A new study published in the journal Nature Geoscience has revealed a concerning tipping point in the melting of Antarctic ice sheets. Scientists have discovered that as ocean temperatures rise due to human-caused global warming, warm ocean water is intruding between the ice and the land it sits on, leading to a process of “runaway melting.”

While this type of melting has been previously studied, the models used by the United Nation’s Intergovernmental Panel on Climate Change (IPCC) to project the impact of global warming on the Antarctic have not yet factored in this phenomenon. The study also found that these models have systematically underestimated the ice loss seen thus far.

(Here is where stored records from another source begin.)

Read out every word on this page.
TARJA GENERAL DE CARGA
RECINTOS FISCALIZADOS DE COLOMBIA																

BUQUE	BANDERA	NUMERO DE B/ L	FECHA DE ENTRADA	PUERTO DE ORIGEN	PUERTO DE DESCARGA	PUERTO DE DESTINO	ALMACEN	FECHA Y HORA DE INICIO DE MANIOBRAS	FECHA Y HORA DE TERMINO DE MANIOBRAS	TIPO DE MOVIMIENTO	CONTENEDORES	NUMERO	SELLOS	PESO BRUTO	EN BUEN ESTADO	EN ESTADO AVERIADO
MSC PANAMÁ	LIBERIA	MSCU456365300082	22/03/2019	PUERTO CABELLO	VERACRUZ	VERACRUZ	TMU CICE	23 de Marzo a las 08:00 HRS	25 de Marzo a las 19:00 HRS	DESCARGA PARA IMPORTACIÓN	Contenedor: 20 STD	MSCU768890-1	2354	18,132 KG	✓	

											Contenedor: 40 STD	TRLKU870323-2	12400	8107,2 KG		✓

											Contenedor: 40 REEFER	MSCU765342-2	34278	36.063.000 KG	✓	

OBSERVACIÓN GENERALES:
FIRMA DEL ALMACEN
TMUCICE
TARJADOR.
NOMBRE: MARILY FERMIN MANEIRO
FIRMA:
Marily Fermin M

Alexander Bradley, the lead author of the study and a researcher with the British Antarctic Survey, explained that even a fraction of a degree increase in water temperature can cause the intrusion to accelerate from short distances of 100 meters to tens of kilometers, melting ice along the way by heating it from below. “Every 10th of a degree of warming makes these kind of processes closer, these tipping points closer,” said Bradley. The risk to sea-level rise becomes apparent when the accelerated melting outpaces the formation of new ice on the continent.

Antarctic ice instability threatens coastlines

Some areas of Antarctica are more vulnerable to this process than others due to the shape of the land mass, which has valleys and cavities where seawater can pool beneath the ice. The Pine Island glacier, currently Antarctica’s largest contributor to sea-level rise, is at high risk of melting due to the slope of the land that allows in more seawater, according to the study.

Bradley emphasized the need for scientific models to be updated to take into account this phenomenon to better predict the risk of sea-level rise in the future and prepare for it. He also stressed the urgent need for climate action to prevent these tipping points from being passed. The findings of this study have significant implications for coastal communities around the world, as they highlight the urgency to address climate change more aggressively.

As research continues to uncover the complex processes driving ice-sheet retreat, it becomes increasingly clear that improved ice-sheet models incorporating feedbacks between melting and ice geometry are crucial for accurately predicting future sea-level rise.